目標設定の際に考えるべきことは以下の3点です。
- 何を学ぶか:資格取得、語学、ビジネススキル、副業ノウハウなど。
- どのように活かすか:学んだ知識を、仕事や私生活でどう活用するか。
- いつまでに達成するか:期限を設けることで、行動に緊張感が生まれます。
目標は、松下幸之助の「徳→信用→人→組織→富」という連鎖のどこに位置するかを意識すると、より明確になります。たとえば、資格取得は「信用」を高める行為、ブログ執筆は「人」との繋がりを生む行為、副業収入は「富」を得る行為です。自分が今どの段階に注力すべきかを考えることで、目標の優先順位が見えてきます。
ステップ3:1時間の具体行動を決める
最後に、待機時間1時間の使い方を具体的に決めます。以下は、私自身が実践している1時間の使い方の例です。
- 最初の10分:業界ニュースや関連情報のチェック。今日の学びの方向性を確認。
- 次の40分:メインの学習または副業作業。集中して取り組む時間。
- 最後の10分:学んだことのメモ、次回の計画立案、小休憩。
この配分は、あくまで一例です。自分のリズムに合わせて調整してください。大切なのは、「何となく過ごす」のではなく、「意図を持って過ごす」ということです。意図を持った1時間は、何となく過ごした3時間よりも価値があります。
よくある質問
なぜ待機時間で効果が出るのか?
待機時間は、一見すると「中途半端な時間」に思えるかもしれません。しかし、この中途半端さこそが、実は大きな強みになります。1時間という短い時間だからこそ、集中力を維持しやすく、毎日継続しやすいのです。長時間の学習は疲労を伴いますが、1時間であれば無理なく続けられます。そして、継続こそが成果を生む最大の要因です。1日1時間の積み重ねは、1年で365時間。これだけの時間を自己投資に充てれば、確実に変化が起こります。
具体的にどんな副業が向いているのか?
トラックドライバーに適した副業の条件は、「場所を選ばない」「初期投資が少ない」「隙間時間で完結する」の3点です。この条件を満たす副業として、ウェブライティング、電脳せどり、ブログ運営、オンラインアンケート回答などがあります。特にウェブライティングは、自分の経験を活かせるため、ドライバーにとって始めやすい選択肢です。物流業界の知識や現場の実態は、企業のオウンドメディアや業界メディアで需要があります。
副業を始める前に注意すべきことは?
まず、所属会社の就業規則を確認してください。副業禁止の会社もあれば、届出制の会社もあります。規則に違反すると、最悪の場合、解雇の対象になる可能性があります。また、副業収入が年間20万円を超える場合は、確定申告が必要です。税務上の手続きを怠ると、後々トラブルになる可能性があります。さらに、副業に熱中するあまり、本業の運転に支障をきたさないよう注意が必要です。安全運転は、何よりも優先されるべきです。
まとめ——待機時間は未来への投資
待機時間を活かすということは、単なる時間の有効活用ではありません。それは、自分自身の未来に投資することです。松下幸之助が説いた「徳→信用→人→組織→富」という連鎖は、待機時間の活用においても完全に当てはまります。
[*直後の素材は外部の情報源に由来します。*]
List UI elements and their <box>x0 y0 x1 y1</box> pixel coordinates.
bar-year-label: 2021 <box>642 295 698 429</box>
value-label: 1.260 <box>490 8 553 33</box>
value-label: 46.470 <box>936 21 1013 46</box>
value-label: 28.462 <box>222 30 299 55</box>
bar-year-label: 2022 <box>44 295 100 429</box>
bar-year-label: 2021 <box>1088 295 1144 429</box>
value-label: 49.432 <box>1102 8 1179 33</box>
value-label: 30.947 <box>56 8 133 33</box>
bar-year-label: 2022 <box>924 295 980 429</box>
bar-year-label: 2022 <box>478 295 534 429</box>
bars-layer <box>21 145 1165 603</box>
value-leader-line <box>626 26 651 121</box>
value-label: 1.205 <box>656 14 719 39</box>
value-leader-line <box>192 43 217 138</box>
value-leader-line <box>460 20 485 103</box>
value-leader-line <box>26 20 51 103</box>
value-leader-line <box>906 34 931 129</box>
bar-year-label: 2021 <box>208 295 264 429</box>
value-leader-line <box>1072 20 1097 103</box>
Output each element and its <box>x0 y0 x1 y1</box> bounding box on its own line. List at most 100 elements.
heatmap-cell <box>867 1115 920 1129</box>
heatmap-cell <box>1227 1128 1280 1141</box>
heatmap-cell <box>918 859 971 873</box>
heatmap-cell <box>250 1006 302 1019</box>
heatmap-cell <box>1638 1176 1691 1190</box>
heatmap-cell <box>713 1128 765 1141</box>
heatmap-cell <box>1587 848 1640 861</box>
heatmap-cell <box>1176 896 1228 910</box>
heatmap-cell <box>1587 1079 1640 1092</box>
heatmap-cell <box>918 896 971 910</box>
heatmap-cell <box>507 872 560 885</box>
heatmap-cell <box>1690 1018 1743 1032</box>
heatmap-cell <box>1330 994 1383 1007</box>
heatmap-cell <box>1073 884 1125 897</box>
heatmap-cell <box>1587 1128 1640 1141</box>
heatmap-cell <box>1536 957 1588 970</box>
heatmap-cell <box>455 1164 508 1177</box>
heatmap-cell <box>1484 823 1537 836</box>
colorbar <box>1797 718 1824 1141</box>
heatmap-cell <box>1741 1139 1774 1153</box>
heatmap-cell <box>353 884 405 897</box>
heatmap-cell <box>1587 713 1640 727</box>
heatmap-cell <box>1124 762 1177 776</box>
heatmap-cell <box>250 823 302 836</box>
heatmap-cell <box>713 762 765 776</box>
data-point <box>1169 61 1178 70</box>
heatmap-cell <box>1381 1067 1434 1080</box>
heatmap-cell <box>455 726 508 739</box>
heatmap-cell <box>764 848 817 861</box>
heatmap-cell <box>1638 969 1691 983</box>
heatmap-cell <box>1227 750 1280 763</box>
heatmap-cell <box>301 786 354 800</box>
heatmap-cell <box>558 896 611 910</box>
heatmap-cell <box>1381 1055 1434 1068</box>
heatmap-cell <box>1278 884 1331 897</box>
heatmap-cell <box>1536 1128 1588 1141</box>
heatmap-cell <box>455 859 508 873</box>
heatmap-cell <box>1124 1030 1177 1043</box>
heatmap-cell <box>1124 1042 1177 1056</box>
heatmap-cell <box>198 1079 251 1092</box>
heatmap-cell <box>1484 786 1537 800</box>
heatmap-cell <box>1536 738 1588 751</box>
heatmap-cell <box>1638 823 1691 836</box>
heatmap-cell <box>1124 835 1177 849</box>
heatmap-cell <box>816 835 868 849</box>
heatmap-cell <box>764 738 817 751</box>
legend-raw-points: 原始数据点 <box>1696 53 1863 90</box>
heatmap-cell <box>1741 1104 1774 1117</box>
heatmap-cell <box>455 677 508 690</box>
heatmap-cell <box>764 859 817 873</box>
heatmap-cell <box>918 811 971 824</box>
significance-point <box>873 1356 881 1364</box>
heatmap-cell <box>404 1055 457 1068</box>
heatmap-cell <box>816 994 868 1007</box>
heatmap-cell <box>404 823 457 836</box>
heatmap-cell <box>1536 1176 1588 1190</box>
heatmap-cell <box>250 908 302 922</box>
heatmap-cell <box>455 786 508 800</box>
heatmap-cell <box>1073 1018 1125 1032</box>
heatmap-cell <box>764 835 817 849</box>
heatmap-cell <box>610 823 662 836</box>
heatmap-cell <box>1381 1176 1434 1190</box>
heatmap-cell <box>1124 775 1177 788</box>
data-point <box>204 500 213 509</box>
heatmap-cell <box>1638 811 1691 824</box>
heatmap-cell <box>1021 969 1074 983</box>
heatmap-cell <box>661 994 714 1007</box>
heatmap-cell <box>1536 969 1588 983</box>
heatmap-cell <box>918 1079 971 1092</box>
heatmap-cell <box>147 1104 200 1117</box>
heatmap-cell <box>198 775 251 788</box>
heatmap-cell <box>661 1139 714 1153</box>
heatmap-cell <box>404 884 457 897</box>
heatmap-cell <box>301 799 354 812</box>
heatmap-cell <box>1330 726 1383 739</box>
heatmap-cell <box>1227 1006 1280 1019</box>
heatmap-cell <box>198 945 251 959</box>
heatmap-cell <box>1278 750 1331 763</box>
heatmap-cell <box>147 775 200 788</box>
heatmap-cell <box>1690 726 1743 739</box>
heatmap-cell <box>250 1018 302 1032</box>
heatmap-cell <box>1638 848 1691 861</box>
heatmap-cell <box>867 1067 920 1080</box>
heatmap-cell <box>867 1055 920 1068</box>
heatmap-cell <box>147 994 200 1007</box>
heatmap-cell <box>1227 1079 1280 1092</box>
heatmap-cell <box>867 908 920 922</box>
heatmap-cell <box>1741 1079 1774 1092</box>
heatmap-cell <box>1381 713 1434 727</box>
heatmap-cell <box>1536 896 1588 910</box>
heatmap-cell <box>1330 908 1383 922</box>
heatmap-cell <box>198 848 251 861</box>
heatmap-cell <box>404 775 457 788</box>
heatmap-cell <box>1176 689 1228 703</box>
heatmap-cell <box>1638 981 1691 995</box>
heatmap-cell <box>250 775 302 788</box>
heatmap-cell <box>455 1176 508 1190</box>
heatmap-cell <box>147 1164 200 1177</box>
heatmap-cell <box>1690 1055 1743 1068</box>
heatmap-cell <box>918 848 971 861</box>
徳を積むこと——誠実に学び、他者のために知識を共有すること。信用を得ること——継続的な努力によって、周囲からの信頼を勝ち取ること。人を集めること——自分の発信や行動に共感する仲間を見つけること。組織を強くすること——仲間とともに、より大きな価値を生み出すこと。富を得ること——その結果として、経済的な報酬を受け取ること。
この連鎖は、一朝一夕には完成しません。36年間の現場経験を通じて、私はこの連鎖の確かさを実感してきました。待機時間という「空白」を、「可能性」に変えること。それが、この記事でお伝えしたかったことです。
あなたの待機時間が、未来の成功への第一歩となることを願っています。